Referenced in: none

Automatically associated channels: Kir2.1

Title: Altered stress stimulation of inward rectifier potassium channels in Andersen-Tawil syndrome.

Authors: Guiscard Seebohm, Nathalie Strutz-Seebohm, Oana N Ursu, Regina Preisig-Müller, Marylou Zuzarte, Elaine V Hill, Marie-Cécile Kienitz, Saïd Bendahhou, Michael Fauler, Daniel Tapken, Niels Decher, Anthony Collins, Karin Jurkat-Rott, Klaus Steinmeyer, Frank Lehmann-Horn, Jürgen Daut, Jeremy M Tavare, Lutz Pott, Wilhelm Bloch, Florian Lang

Journal, date & volume: FASEB J., 2012 Feb , 26, 513-22

PubMed link: http://www.ncbi.nlm.nih.gov/pubmed/22002906

Abstract
Inward rectifier potassium channels of the Kir2 subfamily are important determinants of the electrical activity of brain and muscle cells.
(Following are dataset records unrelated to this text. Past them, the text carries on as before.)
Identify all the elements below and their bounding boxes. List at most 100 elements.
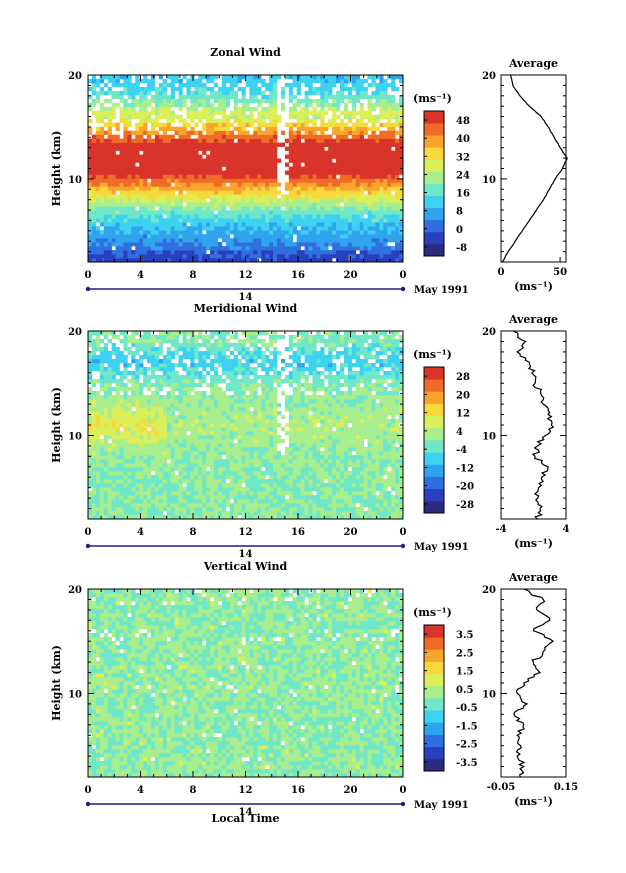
heatmap-cell <box>143 214 148 219</box>
heatmap-cell <box>391 78 396 84</box>
heatmap-cell <box>221 90 227 96</box>
heatmap-cell <box>383 182 388 187</box>
heatmap-cell <box>139 226 144 231</box>
heatmap-cell <box>355 182 360 187</box>
heatmap-cell <box>131 491 136 496</box>
heatmap-cell <box>399 146 404 151</box>
heatmap-cell <box>190 114 195 120</box>
heatmap-cell <box>241 198 246 203</box>
heatmap-cell <box>399 487 404 492</box>
heatmap-cell <box>296 459 301 464</box>
heatmap-cell <box>332 178 337 183</box>
heatmap-cell <box>312 471 317 476</box>
heatmap-cell <box>375 234 380 239</box>
heatmap-cell <box>194 230 199 235</box>
heatmap-cell <box>292 463 297 468</box>
heatmap-cell <box>355 78 360 84</box>
heatmap-cell <box>245 150 250 155</box>
heatmap-cell <box>210 174 215 179</box>
heatmap-cell <box>233 98 238 104</box>
heatmap-cell <box>127 246 132 251</box>
heatmap-cell <box>249 455 254 460</box>
heatmap-cell <box>269 174 274 179</box>
heatmap-cell <box>336 242 341 247</box>
heatmap-cell <box>214 455 219 460</box>
heatmap-cell <box>308 258 313 263</box>
heatmap-cell <box>269 130 274 135</box>
heatmap-cell <box>103 166 108 171</box>
heatmap-cell <box>103 475 108 480</box>
heatmap-cell <box>253 242 258 247</box>
heatmap-cell <box>186 214 191 219</box>
heatmap-cell <box>332 210 337 215</box>
heatmap-cell <box>162 110 168 116</box>
heatmap-cell <box>300 110 305 116</box>
heatmap-cell <box>194 90 199 96</box>
heatmap-cell <box>174 491 179 496</box>
heatmap-cell <box>111 158 116 163</box>
heatmap-cell <box>332 106 337 112</box>
heatmap-cell <box>221 483 227 488</box>
heatmap-cell <box>304 250 309 255</box>
heatmap-cell <box>265 507 270 512</box>
heatmap-cell <box>347 178 353 183</box>
heatmap-cell <box>312 75 317 80</box>
heatmap-cell <box>143 186 148 191</box>
heatmap-cell <box>127 110 132 116</box>
heatmap-cell <box>162 206 168 211</box>
heatmap-cell <box>308 118 313 124</box>
heatmap-cell <box>304 451 309 456</box>
heatmap-cell <box>351 515 357 520</box>
heatmap-cell <box>237 114 242 120</box>
heatmap-cell <box>178 250 183 255</box>
heatmap-cell <box>265 214 270 219</box>
heatmap-cell <box>343 226 349 231</box>
heatmap-cell <box>371 471 376 476</box>
heatmap-cell <box>300 182 305 187</box>
heatmap-cell <box>88 186 93 191</box>
heatmap-cell <box>324 483 329 488</box>
heatmap-cell <box>257 499 262 504</box>
heatmap-cell <box>107 495 112 500</box>
heatmap-cell <box>355 154 360 159</box>
heatmap-cell <box>395 214 400 219</box>
heatmap-cell <box>261 90 266 96</box>
heatmap-cell <box>166 467 171 472</box>
heatmap-cell <box>198 443 203 448</box>
heatmap-cell <box>88 182 93 187</box>
heatmap-cell <box>363 202 368 207</box>
heatmap-cell <box>269 202 274 207</box>
heatmap-cell <box>308 202 313 207</box>
heatmap-cell <box>395 234 400 239</box>
heatmap-cell <box>206 106 211 112</box>
heatmap-cell <box>103 110 108 116</box>
heatmap-cell <box>178 162 183 167</box>
heatmap-cell <box>336 162 341 167</box>
heatmap-cell <box>103 451 108 456</box>
heatmap-cell <box>304 234 309 239</box>
heatmap-cell <box>359 106 364 112</box>
heatmap-cell <box>277 515 282 520</box>
heatmap-cell <box>139 507 144 512</box>
heatmap-cell <box>288 94 294 100</box>
heatmap-cell <box>288 511 294 516</box>
heatmap-cell <box>296 234 301 239</box>
heatmap-cell <box>217 511 223 516</box>
heatmap-cell <box>288 158 294 163</box>
heatmap-cell <box>288 222 294 227</box>
heatmap-cell <box>320 114 325 120</box>
heatmap-cell <box>123 150 128 155</box>
heatmap-cell <box>324 254 329 259</box>
heatmap-cell <box>88 190 93 195</box>
heatmap-cell <box>214 138 219 143</box>
heatmap-cell <box>95 150 101 155</box>
heatmap-cell <box>182 218 187 223</box>
heatmap-cell <box>316 447 321 452</box>
heatmap-cell <box>351 214 357 219</box>
heatmap-cell <box>95 194 101 199</box>
heatmap-cell <box>351 206 357 211</box>
heatmap-cell <box>127 194 132 199</box>
heatmap-cell <box>206 479 211 484</box>
heatmap-cell <box>340 475 345 480</box>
Genetic mutations in Kir2.1 associate with Andersen-Tawil syndrome (ATS), a familial disorder leading to stress-triggered periodic paralysis and ventricular arrhythmia. To identify the molecular mechanisms of this stress trigger, we analyze Kir channel function and localization electrophysiologically and by time-resolved confocal microscopy. Furthermore, we employ a mathematical model of muscular membrane potential. We identify a novel corticoid signaling pathway that, when activated by glucocorticoids, leads to enrichment of Kir2 channels in the plasma membranes of mammalian cell lines and isolated cardiac and skeletal muscle cells. We further demonstrate that activation of this pathway can either partly restore (40% of cases) or further impair (20% of cases) the function of mutant ATS channels, depending on the particular Kir2.1 mutation. This means that glucocorticoid treatment might either alleviate or deteriorate symptoms of ATS depending on the patient's individual Kir2.1 genotype. Thus, our findings provide a possible explanation for the contradictory effects of glucocorticoid treatment on symptoms in patients with ATS and may open new pathways for the design of personalized medicines in ATS therapy.